Tsushima, une île pleine de secrets
Tsushima regorge de lieux à découvrir. Temples, autels, spots de méditation et compositions de haïkus… ils sont nombreux et ont très souvent quelque chose à vous offrir : cosmétiques, charmes majeurs et mineurs, revêtements pour vos armes et autres. Des sources d’eaux chaudes et des stands d’entrainement à la coupe de bambou sont eux-aussi disséminés à travers l’île. Ces derniers accroîtront respectivement votre jauge de santé ainsi que votre détermination. Cette dernière vous permettant de régénérer votre santé ou bien encore d’effectuer des coups spéciaux, elle est donc à ne pas négliger. Vous trouvez également des aires de duels où de valeureux guerriers vous y attendront. En plus de sa trame principale, Ghost of Tsushima compte plusieurs légendes qui vous seront contées par les musiciens de l’île. Ces missions sont de véritables jeux de pistes au bout desquels vous attendront un duel et une récompense alléchante allant du set d’armure à l’acquisition d’une nouvelle technique dévastatrice.
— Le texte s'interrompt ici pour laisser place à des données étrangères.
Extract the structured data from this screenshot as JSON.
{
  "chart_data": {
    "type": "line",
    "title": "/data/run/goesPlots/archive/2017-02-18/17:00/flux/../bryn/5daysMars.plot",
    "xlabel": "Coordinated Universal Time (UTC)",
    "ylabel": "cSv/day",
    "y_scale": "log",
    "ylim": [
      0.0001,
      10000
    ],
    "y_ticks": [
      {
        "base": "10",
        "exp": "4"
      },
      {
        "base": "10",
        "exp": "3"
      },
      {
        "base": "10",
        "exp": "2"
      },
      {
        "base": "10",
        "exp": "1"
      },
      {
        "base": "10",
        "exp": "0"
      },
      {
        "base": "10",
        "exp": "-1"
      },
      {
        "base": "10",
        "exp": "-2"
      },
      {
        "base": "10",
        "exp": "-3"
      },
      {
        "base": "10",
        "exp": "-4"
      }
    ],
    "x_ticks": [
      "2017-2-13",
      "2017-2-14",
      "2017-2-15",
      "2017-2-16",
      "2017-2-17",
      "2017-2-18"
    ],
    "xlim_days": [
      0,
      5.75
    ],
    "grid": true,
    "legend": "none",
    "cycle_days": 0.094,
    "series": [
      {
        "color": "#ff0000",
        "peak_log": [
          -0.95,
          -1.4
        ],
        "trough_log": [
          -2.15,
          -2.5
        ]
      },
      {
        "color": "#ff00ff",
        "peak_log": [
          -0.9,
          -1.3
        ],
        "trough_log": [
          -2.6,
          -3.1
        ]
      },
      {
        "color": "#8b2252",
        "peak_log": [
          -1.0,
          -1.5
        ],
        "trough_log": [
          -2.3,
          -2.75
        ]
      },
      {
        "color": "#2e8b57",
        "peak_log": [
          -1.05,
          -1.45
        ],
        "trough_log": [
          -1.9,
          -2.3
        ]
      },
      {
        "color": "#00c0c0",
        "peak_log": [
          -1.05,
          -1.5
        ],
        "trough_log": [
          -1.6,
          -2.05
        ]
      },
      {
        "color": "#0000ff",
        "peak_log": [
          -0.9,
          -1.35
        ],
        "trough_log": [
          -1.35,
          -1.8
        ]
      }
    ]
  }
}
Sans surprise, Tsushima contient plusieurs villages dans lesquels Jin pourra s’adresser à divers artisans pour améliorer son équipement, faire le plein en consommables ou bien accepter les diverses requêtes des habitants sous forme de quêtes annexes. Enfin, le très en vogue Mode Photo vous permettra d’immortaliser vos meilleurs moments. Relativement complet, il y a de quoi réaliser de très beaux visuels si vous avez l’âme artistique un tantinet. Il n’est pas à cacher que Ghost of Tsushima fourmille de panoramas somptueux et propices à de magnifiques screenshots.
Verdict : 7/10
Entre son framerate capricieux sur PS4 classique, ses animations d’un autre temps, sa caméra laborieuse lors des combats ou encore ses quelques lourdeurs de gameplay, Ghost of Tsushima est une expérience entachée de trop de petits défauts pour se hisser comme le GOTY de cette année 2020. Néanmoins, le storytelling et la beauté des environnements sauvent la mise au titre sans compter son lot de petits à côté. Le gameplay peut sembler insipide les premières heures de jeu mais s’améliore au fur et à mesure de votre progression avec l’acquisition de nouveaux objets et atouts. Les aficionados du Japon et des récits de l’époque féodale devront trouver en Ghost of Tsushima leur bonheur. Pour ceux encore indécis, attendez peut-être une éventuelle baisse de prix avant de sauter à pieds joints dans cette aventure pour le moins appréciable, sans être transcendante, qui vous tiendra en haleine une dizaine d’heures.